To her surprise, she discovered that her examinations of the anatomy didn’t correspond with what was described in some of the anatomy books for student doctors. Her report has been published in the Journal of Urology titled Anatomical Relationship between Urethra and

Clitoris Vol. 159, June 1998

and New Scientist 1 August 1998, pp.

 34-35.

 

The report created immediate attention.

 

 

Dr. O’Connell argued that the clitoris is much larger than normally believed. The larger part is hidden inside of the pelvic area. The external 'head' is attached to the internal body which is as big as the first joint of a thumb. The body is divided into the clitoral legs which could be as long as 3,5 inches and wrap around the vagina and the urethra, and like the penis, they swell with blood when aroused These two legs end above the anal muscle. You can touch them if you put you finger on the outer lips and press and move your finger a little. It is like the clitoral shaft but thinner.

 

Parallel with the clitoral legs are the clitoral bulbs which also are enlarged and increasingly sensitive by excitement.
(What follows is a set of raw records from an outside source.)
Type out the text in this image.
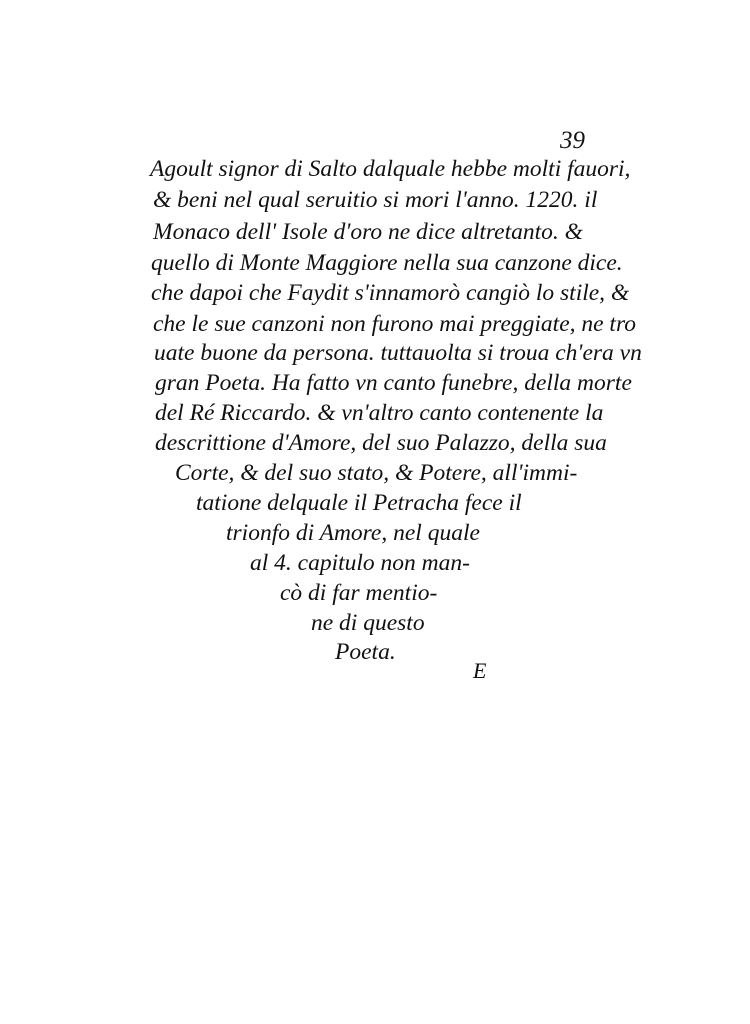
39
Agoult signor di Salto dalquale hebbe molti fauori,
& beni nel qual seruitio si mori l'anno. 1220. il
Monaco dell' Isole d'oro ne dice altretanto. &
quello di Monte Maggiore nella sua canzone dice.
che dapoi che Faydit s'innamorò cangiò lo stile, &
che le sue canzoni non furono mai preggiate, ne tro
uate buone da persona. tuttauolta si troua ch'era vn
gran Poeta. Ha fatto vn canto funebre, della morte
del Ré Riccardo. & vn'altro canto contenente la
descrittione d'Amore, del suo Palazzo, della sua
Corte, & del suo stato, & Potere, all'immi-
tatione delquale il Petracha fece il
trionfo di Amore, nel quale
al 4. capitulo non man-
cò di far mentio-
ne di questo
Poeta.
E
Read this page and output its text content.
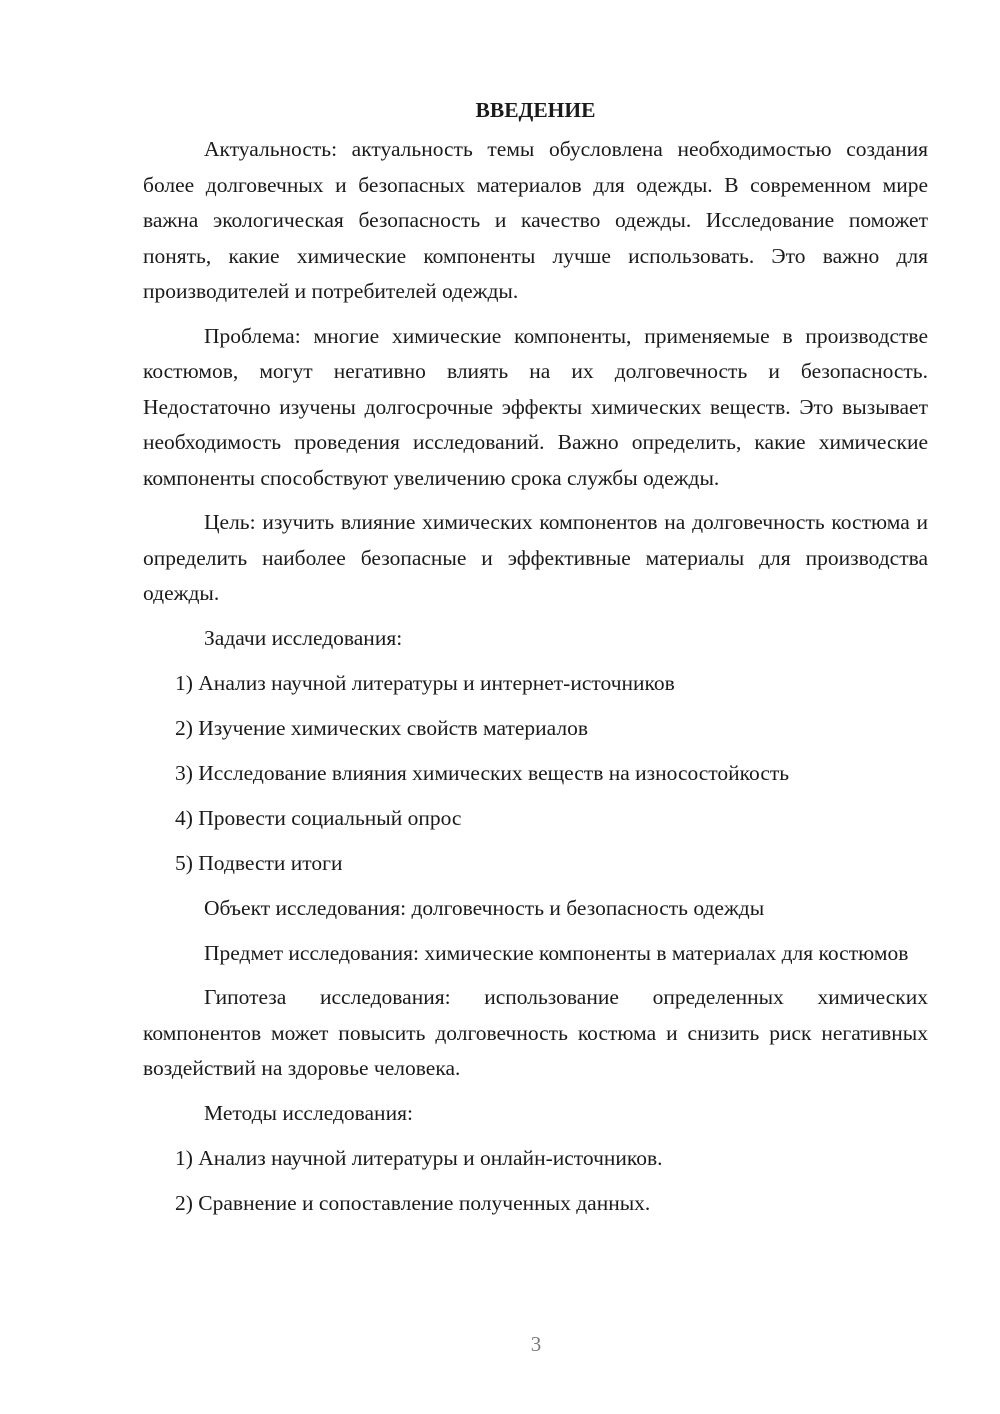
ВВЕДЕНИЕ

Актуальность: актуальность темы обусловлена необходимостью создания более долговечных и безопасных материалов для одежды. В современном мире важна экологическая безопасность и качество одежды. Исследование поможет понять, какие химические компоненты лучше использовать. Это важно для производителей и потребителей одежды.

Проблема: многие химические компоненты, применяемые в производстве костюмов, могут негативно влиять на их долговечность и безопасность. Недостаточно изучены долгосрочные эффекты химических веществ. Это вызывает необходимость проведения исследований. Важно определить, какие химические компоненты способствуют увеличению срока службы одежды.

Цель: изучить влияние химических компонентов на долговечность костюма и определить наиболее безопасные и эффективные материалы для производства одежды.

Задачи исследования:
1) Анализ научной литературы и интернет-источников
2) Изучение химических свойств материалов
3) Исследование влияния химических веществ на износостойкость
4) Провести социальный опрос
5) Подвести итоги
Объект исследования: долговечность и безопасность одежды

Предмет исследования: химические компоненты в материалах для костюмов

Гипотеза исследования: использование определенных химических компонентов может повысить долговечность костюма и снизить риск негативных воздействий на здоровье человека.

Методы исследования:
1) Анализ научной литературы и онлайн-источников.
2) Сравнение и сопоставление полученных данных.
3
Dr. O’Connell emphasized that these bulbs, really are an embryologic part of the clitoris.

 

Furthermore there is erectile tissue surrounding the urethra, the urethral sponge. This tissue also swells with blood when aroused and is partly very sensitive (see further section on Female G-spot).

 

 

The experts on anatomy didn’t dispute her findings and Dr. O’Connell’s observations corresponded to the standard work Human Sex Anatomy, by R.L. Dickinson 1949. He had published detailed reproductions of the female pelvic anatomy. In Human Sex Anatomy there is a sketch which corresponds to the findings of Dr. O’Connell’s, in regard to the size of the clitoris.

 

 

Why this information has not been explicitly explained in medical texts or other books meant for the public, we can only guess. Could it have been a result of disinterest? If so, who would benefit from ignoring this information? Dr. O’Connell’s research, which had its starting point in mapping out the nerves connected to the clitoris, has not changed the anatomical chart, but the attention her research has caused, has meant that the knowledge about the size and edification of the clitoris has begun to spread. She is continuing to do research about the nerve-fibres and she has so far also concluded that the supportive tissue around clitoris (which often contains nerve-fibres) is much vaster and more complex than we have known so far.